I don't know whether these really are reasons, but here is an attempt at optimism: https://www.wsj.com/articles/recep-tayyip-erdogans-narrow-win-could-end-up-undermining-him-1492371982
http://www.nytimes.com/2008/02/19/world/europe/19turkey.html
Tension About Religion and Class in Turkey
By SABRINA TAVERNISEFEB. 19, 2008
ISTANBUL — When two women in Islamic head scarves were spotted in an Italian restaurant in this city’s new shopping mall this month, Gulbin Simitcioglu did a double take.
Covered women, long seen as backward peasants from the countryside, “have started to be everywhere,” said Ms. Simitcioglu, a sales clerk in an Italian clothing store, and it is making women like her more than a little uncomfortable. “We are Turkey’s image. They are ruining it.”
As Turkey lurches toward a repeal of a ban on head scarves at universities, the country’s secular upper middle class is feeling increasingly threatened.

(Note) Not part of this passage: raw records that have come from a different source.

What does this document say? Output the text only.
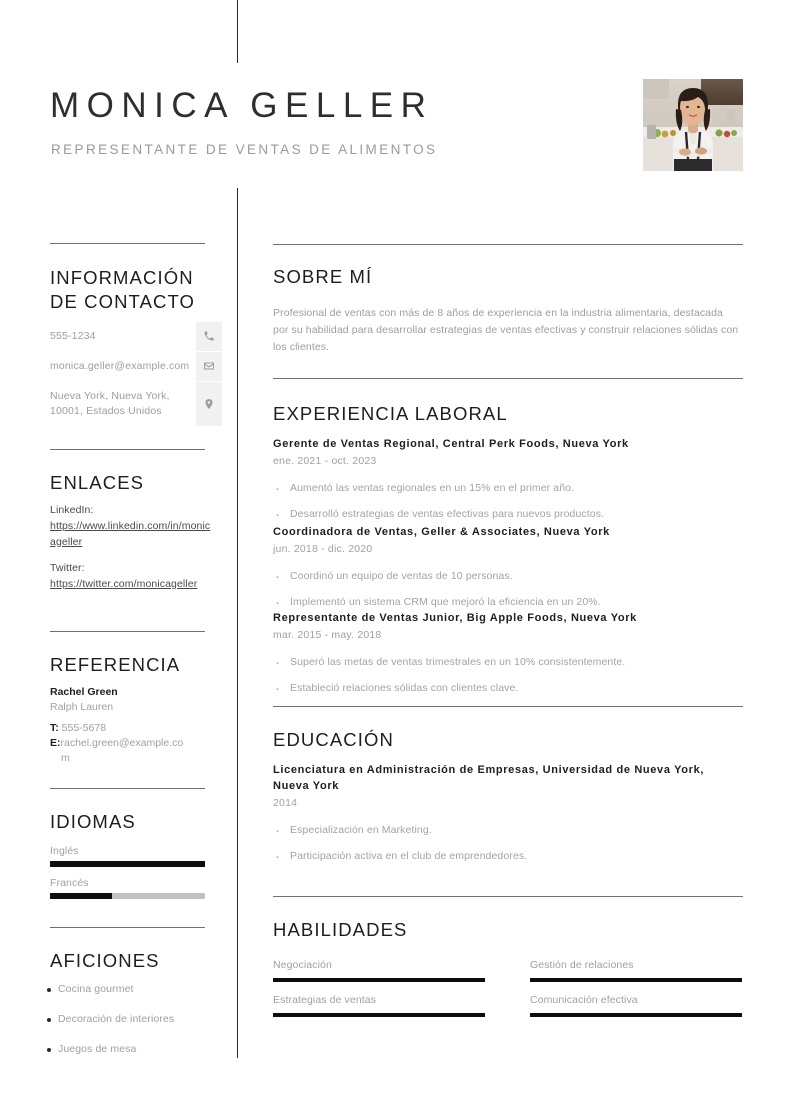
MONICA GELLER
REPRESENTANTE DE VENTAS DE ALIMENTOS
INFORMACIÓN
DE CONTACTO
555-1234
monica.geller@example.com
Nueva York, Nueva York, 10001, Estados Unidos
ENLACES
LinkedIn:
https://www.linkedin.com/in/monicageller
Twitter:
https://twitter.com/monicageller
REFERENCIA
Rachel Green
Ralph Lauren
T: 555-5678
E:rachel.green@example.co
m
IDIOMAS
Inglés
Francés
AFICIONES
Cocina gourmet
Decoración de interiores
Juegos de mesa
SOBRE MÍ
Profesional de ventas con más de 8 años de experiencia en la industria alimentaria, destacada por su habilidad para desarrollar estrategias de ventas efectivas y construir relaciones sólidas con los clientes.
EXPERIENCIA LABORAL
Gerente de Ventas Regional, Central Perk Foods, Nueva York
ene. 2021 - oct. 2023
· Aumentó las ventas regionales en un 15% en el primer año.
· Desarrolló estrategias de ventas efectivas para nuevos productos.
Coordinadora de Ventas, Geller & Associates, Nueva York
jun. 2018 - dic. 2020
· Coordinó un equipo de ventas de 10 personas.
· Implementó un sistema CRM que mejoró la eficiencia en un 20%.
Representante de Ventas Junior, Big Apple Foods, Nueva York
mar. 2015 - may. 2018
· Superó las metas de ventas trimestrales en un 10% consistentemente.
· Estableció relaciones sólidas con clientes clave.
EDUCACIÓN
Licenciatura en Administración de Empresas, Universidad de Nueva York, Nueva York
2014
· Especialización en Marketing.
· Participación activa en el club de emprendedores.
HABILIDADES
Negociación	Gestión de relaciones
Estrategias de ventas	Comunicación efectiva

Religious Turks, once the underclass of society here, have become educated and middle class, and are moving into urban spaces that were once the exclusive domain of the elite. Now the repeal of the scarf ban — pressed by Prime Minister Recep Tayyip Erdogan, passed by Parliament and now just awaiting an official signature — is again setting the groups against each other, unleashing fears that have as much to do with class rivalry as with the growing influence of Islam.
Only potential reason for optimism is that the election was likely rigged, which might possibly provide grounds for overturning the result. Also, there's still an outside shot that the army stages a real coup and/or that the PKK blows up the presidential palace.